Saudi-Arabien: Der zweite Motor des Wahnsinns

Unabhängig davon, was die US-Regierung davon weiß und damit will, sollte man nicht aus den Augen verlieren, dass ihre Außenpolitik schon lange nicht mehr die einzige Kraft in der Region ist. In seiner aktuellen Strategie zur Nationalen Sicherheit bedachte Barack Obama den Nahen und Mittleren Osten mit einigen spärlichen Bemerkungen. Er begnügt sich mit dem allgemeinen Hinweis, dass "unsere Partner am Golf" in der Lage sein sollten, sich selbst zu verteidigen. Die arabischen Länder werden in allgemeiner Form zusammen mit dem Irak-Krieg als Quelle potentieller Instabilität infolge der "2011 Arab uprisings" thematisiert.

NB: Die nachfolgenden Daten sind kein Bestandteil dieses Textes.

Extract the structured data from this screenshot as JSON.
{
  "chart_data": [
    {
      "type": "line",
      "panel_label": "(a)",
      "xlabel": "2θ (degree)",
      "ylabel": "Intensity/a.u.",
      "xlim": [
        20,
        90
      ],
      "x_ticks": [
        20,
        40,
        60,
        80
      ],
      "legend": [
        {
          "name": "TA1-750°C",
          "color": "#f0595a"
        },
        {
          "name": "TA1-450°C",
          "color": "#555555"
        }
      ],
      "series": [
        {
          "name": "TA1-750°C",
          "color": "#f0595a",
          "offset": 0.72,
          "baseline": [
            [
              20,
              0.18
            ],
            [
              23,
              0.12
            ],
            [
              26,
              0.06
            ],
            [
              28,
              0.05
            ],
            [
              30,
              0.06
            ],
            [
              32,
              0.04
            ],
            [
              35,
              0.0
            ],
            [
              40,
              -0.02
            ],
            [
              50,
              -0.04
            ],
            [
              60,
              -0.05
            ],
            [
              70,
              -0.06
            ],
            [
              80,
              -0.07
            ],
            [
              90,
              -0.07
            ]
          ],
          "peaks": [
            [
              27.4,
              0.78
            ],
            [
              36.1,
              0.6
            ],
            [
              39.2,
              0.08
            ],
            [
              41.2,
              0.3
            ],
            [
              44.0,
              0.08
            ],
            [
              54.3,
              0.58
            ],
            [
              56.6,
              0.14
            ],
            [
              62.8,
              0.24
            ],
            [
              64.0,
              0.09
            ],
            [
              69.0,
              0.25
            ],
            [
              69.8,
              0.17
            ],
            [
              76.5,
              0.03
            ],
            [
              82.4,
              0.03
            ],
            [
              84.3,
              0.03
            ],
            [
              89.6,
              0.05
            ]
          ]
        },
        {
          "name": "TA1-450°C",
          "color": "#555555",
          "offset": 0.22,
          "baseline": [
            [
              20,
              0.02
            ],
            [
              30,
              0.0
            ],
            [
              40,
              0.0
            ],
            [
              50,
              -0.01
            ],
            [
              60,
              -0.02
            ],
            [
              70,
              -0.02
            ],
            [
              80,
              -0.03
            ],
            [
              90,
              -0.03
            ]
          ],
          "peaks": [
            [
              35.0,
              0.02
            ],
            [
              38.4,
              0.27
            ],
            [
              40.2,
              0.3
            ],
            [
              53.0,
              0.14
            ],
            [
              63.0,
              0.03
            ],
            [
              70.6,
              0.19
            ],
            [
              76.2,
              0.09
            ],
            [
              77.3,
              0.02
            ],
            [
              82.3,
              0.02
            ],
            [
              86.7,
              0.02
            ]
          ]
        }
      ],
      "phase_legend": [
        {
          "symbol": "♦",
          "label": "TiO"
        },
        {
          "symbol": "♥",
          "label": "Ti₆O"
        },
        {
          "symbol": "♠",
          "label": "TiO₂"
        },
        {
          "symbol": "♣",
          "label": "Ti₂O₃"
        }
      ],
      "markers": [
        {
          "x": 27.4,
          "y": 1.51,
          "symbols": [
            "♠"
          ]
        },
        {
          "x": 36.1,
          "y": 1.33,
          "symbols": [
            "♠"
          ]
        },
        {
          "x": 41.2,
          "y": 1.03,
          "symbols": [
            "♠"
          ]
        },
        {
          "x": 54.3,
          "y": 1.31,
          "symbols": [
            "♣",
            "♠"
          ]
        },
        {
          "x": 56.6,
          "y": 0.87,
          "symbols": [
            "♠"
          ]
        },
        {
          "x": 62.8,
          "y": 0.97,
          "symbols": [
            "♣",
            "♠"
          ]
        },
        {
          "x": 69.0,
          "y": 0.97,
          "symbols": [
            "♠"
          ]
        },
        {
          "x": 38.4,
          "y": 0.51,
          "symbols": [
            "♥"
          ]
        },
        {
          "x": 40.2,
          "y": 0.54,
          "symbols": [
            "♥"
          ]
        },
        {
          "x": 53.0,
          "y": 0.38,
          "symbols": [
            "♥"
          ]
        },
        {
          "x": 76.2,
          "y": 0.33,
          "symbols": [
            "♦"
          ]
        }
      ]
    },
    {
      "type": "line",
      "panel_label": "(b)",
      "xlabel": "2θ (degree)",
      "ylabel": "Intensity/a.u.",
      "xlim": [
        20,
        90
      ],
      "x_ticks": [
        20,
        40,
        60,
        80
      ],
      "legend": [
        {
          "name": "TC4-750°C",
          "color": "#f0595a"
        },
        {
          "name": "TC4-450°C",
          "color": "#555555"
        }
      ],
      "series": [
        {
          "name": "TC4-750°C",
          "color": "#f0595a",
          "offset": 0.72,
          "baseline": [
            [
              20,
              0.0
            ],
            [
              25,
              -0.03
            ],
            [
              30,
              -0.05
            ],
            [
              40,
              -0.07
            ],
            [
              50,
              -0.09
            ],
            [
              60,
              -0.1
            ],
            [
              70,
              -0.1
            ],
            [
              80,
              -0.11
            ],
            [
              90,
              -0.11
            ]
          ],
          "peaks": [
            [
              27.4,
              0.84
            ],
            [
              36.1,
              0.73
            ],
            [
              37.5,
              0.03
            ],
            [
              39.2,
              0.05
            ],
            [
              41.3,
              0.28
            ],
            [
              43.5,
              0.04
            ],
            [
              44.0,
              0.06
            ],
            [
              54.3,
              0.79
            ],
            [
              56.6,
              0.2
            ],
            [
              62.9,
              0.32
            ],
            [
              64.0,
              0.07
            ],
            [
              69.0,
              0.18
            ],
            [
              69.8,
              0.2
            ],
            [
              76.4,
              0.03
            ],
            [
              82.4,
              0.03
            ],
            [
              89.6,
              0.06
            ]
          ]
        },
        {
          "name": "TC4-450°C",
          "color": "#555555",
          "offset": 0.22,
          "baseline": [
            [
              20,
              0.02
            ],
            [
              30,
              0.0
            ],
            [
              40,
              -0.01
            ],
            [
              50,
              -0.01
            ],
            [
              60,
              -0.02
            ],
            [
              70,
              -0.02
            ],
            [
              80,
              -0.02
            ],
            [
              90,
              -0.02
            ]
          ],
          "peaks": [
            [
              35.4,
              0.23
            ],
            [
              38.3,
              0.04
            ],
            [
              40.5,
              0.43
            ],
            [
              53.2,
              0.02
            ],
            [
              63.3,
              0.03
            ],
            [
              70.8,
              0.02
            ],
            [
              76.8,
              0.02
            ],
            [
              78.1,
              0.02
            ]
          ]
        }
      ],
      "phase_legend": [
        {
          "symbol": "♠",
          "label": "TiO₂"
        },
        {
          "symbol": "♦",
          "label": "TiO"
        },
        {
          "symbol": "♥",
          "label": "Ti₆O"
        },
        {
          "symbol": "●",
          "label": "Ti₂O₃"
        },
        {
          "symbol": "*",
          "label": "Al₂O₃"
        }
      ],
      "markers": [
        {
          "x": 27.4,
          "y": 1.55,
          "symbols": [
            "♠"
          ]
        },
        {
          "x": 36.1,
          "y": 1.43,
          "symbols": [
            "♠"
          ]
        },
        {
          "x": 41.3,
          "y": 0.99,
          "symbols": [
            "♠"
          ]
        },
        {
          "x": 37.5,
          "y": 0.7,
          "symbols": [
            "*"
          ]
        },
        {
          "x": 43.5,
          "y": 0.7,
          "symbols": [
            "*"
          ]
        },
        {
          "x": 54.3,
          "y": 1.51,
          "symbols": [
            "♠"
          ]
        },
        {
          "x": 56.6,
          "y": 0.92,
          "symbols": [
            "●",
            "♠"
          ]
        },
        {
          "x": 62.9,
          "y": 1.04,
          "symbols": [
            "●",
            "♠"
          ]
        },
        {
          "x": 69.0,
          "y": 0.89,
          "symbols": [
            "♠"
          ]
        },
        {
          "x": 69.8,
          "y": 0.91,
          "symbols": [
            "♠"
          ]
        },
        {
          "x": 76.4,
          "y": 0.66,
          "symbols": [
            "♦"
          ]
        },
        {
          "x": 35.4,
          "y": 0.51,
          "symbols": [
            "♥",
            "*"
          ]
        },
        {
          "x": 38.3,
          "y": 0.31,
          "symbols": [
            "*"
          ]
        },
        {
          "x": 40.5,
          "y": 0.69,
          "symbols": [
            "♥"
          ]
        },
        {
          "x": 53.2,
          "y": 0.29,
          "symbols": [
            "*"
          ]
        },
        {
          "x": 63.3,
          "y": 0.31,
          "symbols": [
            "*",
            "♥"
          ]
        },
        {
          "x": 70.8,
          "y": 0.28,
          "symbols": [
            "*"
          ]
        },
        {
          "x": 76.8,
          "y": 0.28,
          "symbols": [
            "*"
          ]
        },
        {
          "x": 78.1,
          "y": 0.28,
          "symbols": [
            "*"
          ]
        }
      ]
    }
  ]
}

Stattdessen wird die Frage der Nationalen Sicherheit unter einem neuen energiepolitischen Vorzeichen behandelt: "Die Vereinigten Staaten sind jetzt der weltweit größte Erdgas- und Erdölproduzent. Unsere Abhängigkeit vom ausländischen Öl liegt auf dem tiefsten Niveau seit 20 Jahren - und sie fällt weiter." Entsprechend komme den historischen Alliierten in der Region, und das sind die Golf-Monarchien und Ägypten, eine neue Verantwortung zu. Dass aber insbesondere Saudi-Arabien nicht nur ein islamischer Staat ist, sondern auch die Gründung eines neuen Islamischen Staates in der europäischen Nachbarschaft unterstützt, das mag in der europäischen Debatte bisher kaum jemand zur Kenntnis nehmen. Bestenfalls ist verschämt die Rede von "privaten Spendern vom Golf" - ein Code, der auch schon vor 30 Jahren in Afghanistan verwendet wurde.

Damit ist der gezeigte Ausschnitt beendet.